Duke University Medical Center, Durham, NC 27710, USA.
Med Phys. 2012 Mar;39(3):1170-81. doi: 10.1118/1.3679839.
A recently completed Phase I clinical trial combined concurrent Mitomycin-C chemotherapy with deep regional heating using BSD-2000 Sigma-Ellipse applicator (BSD Corporation, Salt Lake City, UT, U.S.A.) for the treatment of nonmuscle invasive bladder cancer. This work presents a new treatment planning approach, and demonstrates potential impact of this approach on improvement of treatment quality.
This study retrospectively analyzes a subset of five patients on the trial.

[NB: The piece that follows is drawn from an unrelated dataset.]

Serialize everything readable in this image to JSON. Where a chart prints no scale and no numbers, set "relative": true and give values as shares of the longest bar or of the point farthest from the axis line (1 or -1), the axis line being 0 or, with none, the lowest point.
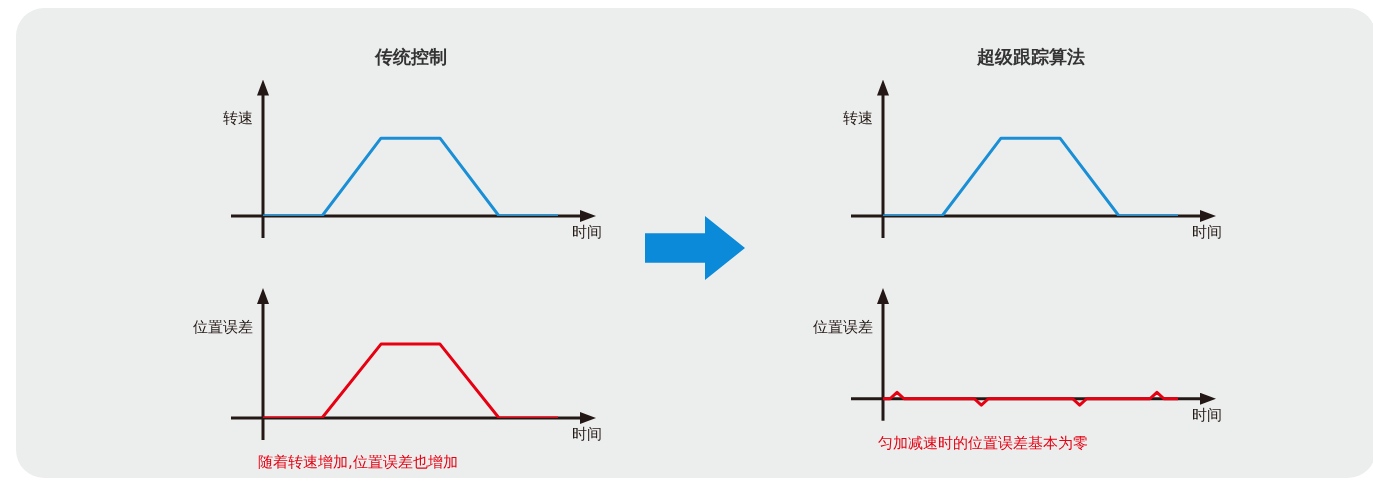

For each treatment, expert operators selected "clinical-optimal" settings based on simple model calculation on the BSD-2000 control console. Computed tomography (CT) scans acquired prior to treatment were segmented to create finite element patient models for retrospective simulations with Sigma-HyperPlan (Dr. Sennewald Medizintechnik GmbH, Munchen, Germany). Since Sigma-HyperPlan does not account for the convective nature of heat transfer within a fluid filled bladder, an effective thermal conductivity for bladder was introduced. This effective thermal conductivity value was determined by comparing simulation results with clinical measurements of bladder and rectum temperatures. Regions of predicted high temperature in normal tissues were compared with patient complaints during treatment. Treatment results using "computed-optimal" settings from the planning system were compared with clinical results using clinical-optimal settings to evaluate potential of treatment improvement by reducing hot spot volume.
For all five patients, retrospective treatment planning indicated improved matches between simulated and measured bladder temperatures with increasing effective thermal conductivity. The differences were mostly within 1.3 °C when using an effective thermal conductivity value above 10 W/K/m. Changes in effective bladder thermal conductivity affected surrounding normal tissues within a distance of ∼1.5 cm from the bladder wall. Rectal temperature differences between simulation and measurement were large due to sensitivity to the sampling locations in rectum. The predicted bladder T90 correlated well with single-point bladder temperature measurement. Hot spot locations predicted by the simulation agreed qualitatively with patient complaints during treatment. Furthermore, comparison between the temperature distributions with clinical and computed-optimal settings demonstrated that the computed-optimal settings resulted in substantially reduced hot spot volumes.
Determination of an effective thermal conductivity value for fluid filled bladder was essential for matching simulation and treatment temperatures. Prospectively planning patients using the effective thermal conductivity determined in this work can potentially improve treatment efficacy (compared to manual operator adjustments) by potentially lower discomfort from reduced hot spots in normal tissue.
最近完成的一项 I 期临床试验将米托蒽醌化疗与 BSD-2000 Sigma-Ellipse 施源器(美国犹他州盐湖城 BSD 公司)的深部区域性加热相结合,用于治疗非肌肉浸润性膀胱癌。本研究提出了一种新的治疗计划方法,并证明了该方法在提高治疗质量方面的潜在影响。
本研究回顾性分析了试验中的五名患者亚组。对于每次治疗,专家操作人员根据 BSD-2000 控制台的简单模型计算,选择“临床最佳”设置。在治疗前获取的计算机断层扫描(CT)扫描用于创建有限元患者模型,以进行 Sigma-HyperPlan(德国慕尼黑 Dr. Sennewald Medizintechnik GmbH)的回顾性模拟。由于 Sigma-HyperPlan 没有考虑充满液体的膀胱内热量传递的对流性质,因此引入了膀胱的有效导热系数。通过将模拟结果与膀胱和直肠温度的临床测量值进行比较,确定了这个有效导热系数值。将正常组织中预测的高温区域与治疗过程中患者的抱怨进行比较。使用规划系统的“计算最佳”设置与使用临床最佳设置的临床结果进行比较,以评估通过减少热点体积来改善治疗的潜力。
对于所有五名患者,回顾性治疗计划表明,随着有效导热系数的增加,模拟和测量的膀胱温度之间的匹配得到了改善。当使用大于 10 W/K/m 的有效导热系数时,差异大多在 1.3°C 以内。有效膀胱导热系数的变化会影响膀胱壁 1.5 厘米范围内的周围正常组织。由于直肠内采样位置的敏感性,直肠温度测量的模拟和测量之间的差异很大。膀胱 T90 的预测与单点膀胱温度测量很好地相关。模拟预测的热点位置与治疗过程中的患者抱怨定性一致。此外,临床和计算最佳设置的温度分布比较表明,计算最佳设置导致热点体积显著减少。
确定充满液体的膀胱的有效导热系数对于匹配模拟和治疗温度至关重要。使用本研究中确定的有效导热系数对患者进行前瞻性规划,通过减少正常组织中热点的减少,可能会降低患者的不适感,从而提高治疗效果(与手动操作人员调整相比)。